The new report calculated that 291 electricity generation facilities in the Southeast could potentially be exposed to storm surge from a Category 5 hurricane.
Sea-level rise also puts Gulf Coast refineries at risk of flooding. Less than 1.6 feet of sea-level rise of (and remember, we’ve already seen about 8 inches) doubles the number of refineries in Texas and Louisiana that would be vulnerable to flooding in a Category 1 hurricane.
Expect more wildfires like the ones we’ve seen in California in recent years.
In some parts of the western US, climate change has increased wildfire season by 80 days. In California, many officials now say there is no such thing as one limited fire “season” anymore.
The area burned by wildfires across the west between 1984 and 2015 was double what it would have been without warming.The report estimates that by 2100, the annual area burned in the US could increase by two to six times.
Alaska is on the front lines of climate change.
Alaska is one of the places experiencing changes far beyond the average – it’s warming faster than any other US state.
By mid-century, Alaska’s highest daily maximum temperature is projected to increase by 4-8 degrees Fahrenheit (under a high-emission scenario).
Overall, the projected costs of a warming climate in Alaska are enormous: $US3.3 to $US6.7 billion between 2008 and 2030.
Overall, the report predicts hundreds of billions of dollars in economic losses.
“Annual losses in some economic sectors are projected to reach hundreds of billions of dollars by the end of the century – more than the current gross domestic product (GDP) of many US states,” the report says.
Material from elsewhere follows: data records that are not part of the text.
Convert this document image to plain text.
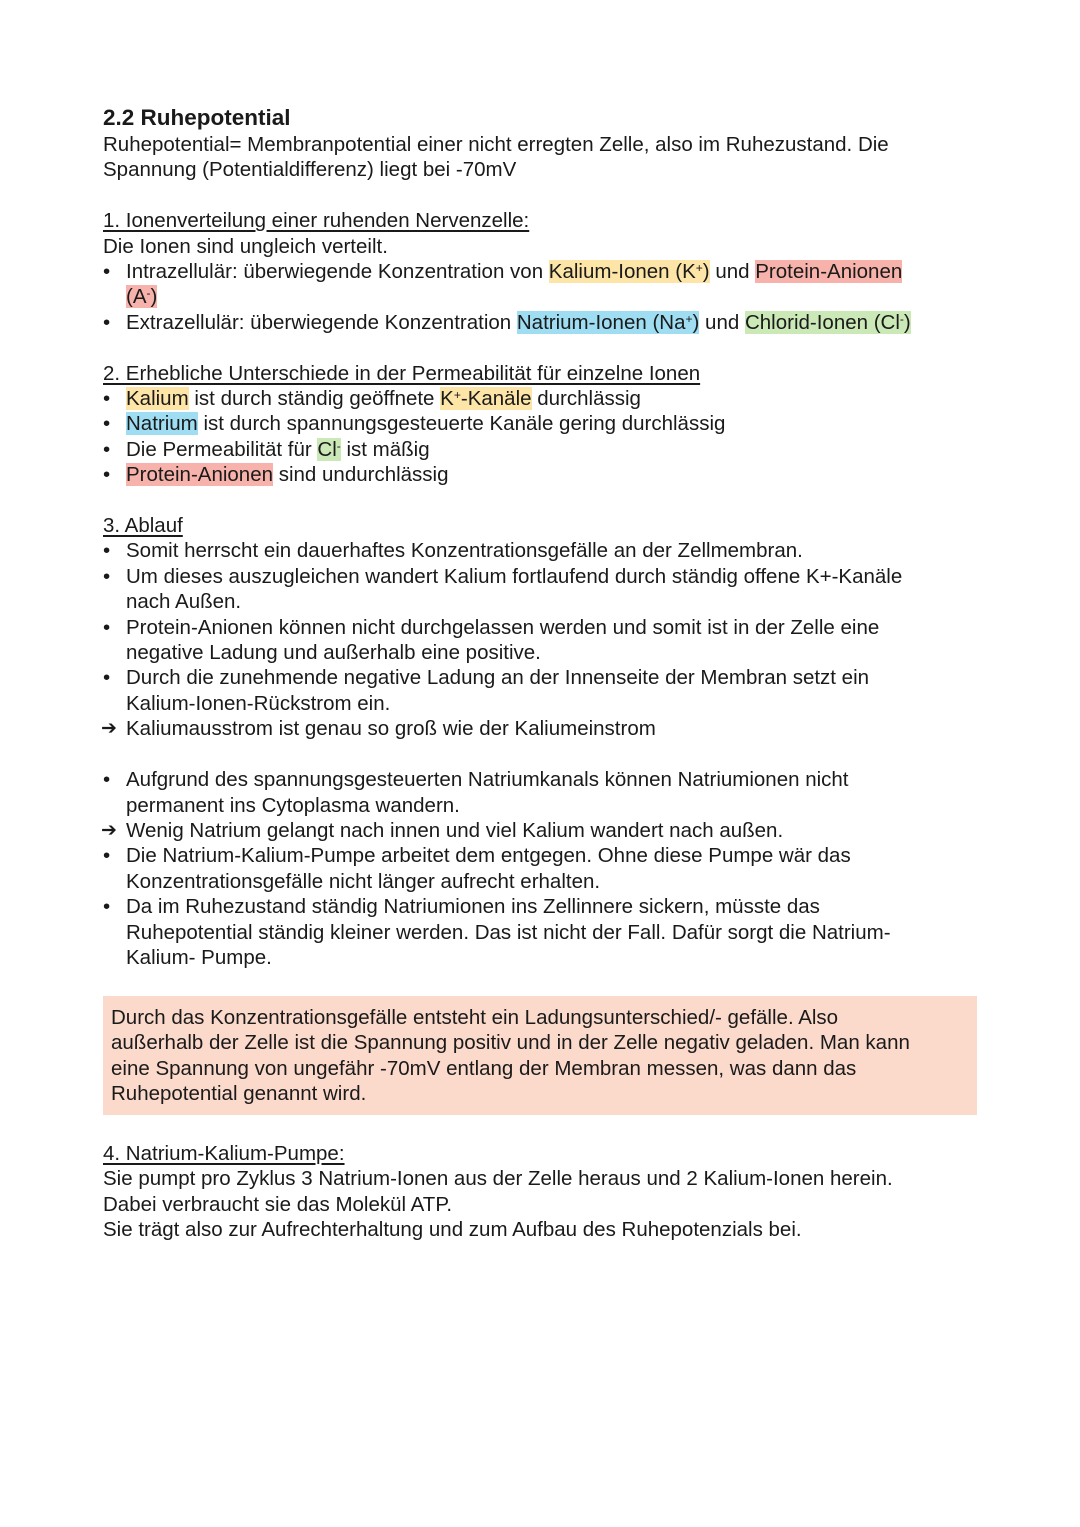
2.2 Ruhepotential

Ruhepotential= Membranpotential einer nicht erregten Zelle, also im Ruhezustand. Die

Spannung (Potentialdifferenz) liegt bei -70mV

1. Ionenverteilung einer ruhenden Nervenzelle:

Die Ionen sind ungleich verteilt.

• Intrazellulär: überwiegende Konzentration von Kalium-Ionen (K+) und Protein-Anionen
(A-)
• Extrazellulär: überwiegende Konzentration Natrium-Ionen (Na+) und Chlorid-Ionen (Cl-)

2. Erhebliche Unterschiede in der Permeabilität für einzelne Ionen

• Kalium ist durch ständig geöffnete K+-Kanäle durchlässig
• Natrium ist durch spannungsgesteuerte Kanäle gering durchlässig
• Die Permeabilität für Cl- ist mäßig
• Protein-Anionen sind undurchlässig

3. Ablauf

• Somit herrscht ein dauerhaftes Konzentrationsgefälle an der Zellmembran.
• Um dieses auszugleichen wandert Kalium fortlaufend durch ständig offene K+-Kanäle
nach Außen.
• Protein-Anionen können nicht durchgelassen werden und somit ist in der Zelle eine
negative Ladung und außerhalb eine positive.
• Durch die zunehmende negative Ladung an der Innenseite der Membran setzt ein
Kalium-Ionen-Rückstrom ein.
➔ Kaliumausstrom ist genau so groß wie der Kaliumeinstrom
• Aufgrund des spannungsgesteuerten Natriumkanals können Natriumionen nicht
permanent ins Cytoplasma wandern.
➔ Wenig Natrium gelangt nach innen und viel Kalium wandert nach außen.
• Die Natrium-Kalium-Pumpe arbeitet dem entgegen. Ohne diese Pumpe wär das
Konzentrationsgefälle nicht länger aufrecht erhalten.
• Da im Ruhezustand ständig Natriumionen ins Zellinnere sickern, müsste das
Ruhepotential ständig kleiner werden. Das ist nicht der Fall. Dafür sorgt die Natrium-
Kalium- Pumpe.

Durch das Konzentrationsgefälle entsteht ein Ladungsunterschied/- gefälle. Also

außerhalb der Zelle ist die Spannung positiv und in der Zelle negativ geladen. Man kann

eine Spannung von ungefähr -70mV entlang der Membran messen, was dann das

Ruhepotential genannt wird.

4. Natrium-Kalium-Pumpe:

Sie pumpt pro Zyklus 3 Natrium-Ionen aus der Zelle heraus und 2 Kalium-Ionen herein.

Dabei verbraucht sie das Molekül ATP.

Sie trägt also zur Aufrechterhaltung und zum Aufbau des Ruhepotenzials bei.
That could amount to as much as 10% of the country’s GDP by 2100,according to The New York Times.
But despite its ominous predictions, the report gives us reasons for hope.
Andrew Light, a senior fellow at the World Resources Institute, worked on the chapter of the report that focuses on mitigation and highlights examples of effective action being taken to lower climate risks.
“The mitigation measures are there, they’re achievable, they could actually produce impacts – that’s clearly in the report,” he told Business Insider. “What’s also in the report is that there are lots and lots and lots of very successful pilot programs on adaptation that have come out. The issue now is whether we get the leadership we need to get the rest of the country to follow those examples.”
Beyond government action, there are market forces at work now as well, Light said.
“There is abundant evidence that this is not a negative-cost proposition, that you can make tons of money, that there is a growing and increasing market for getting on the right side of pricing the pollution and then selling the alternatives to high-carbon energy sources,” he said.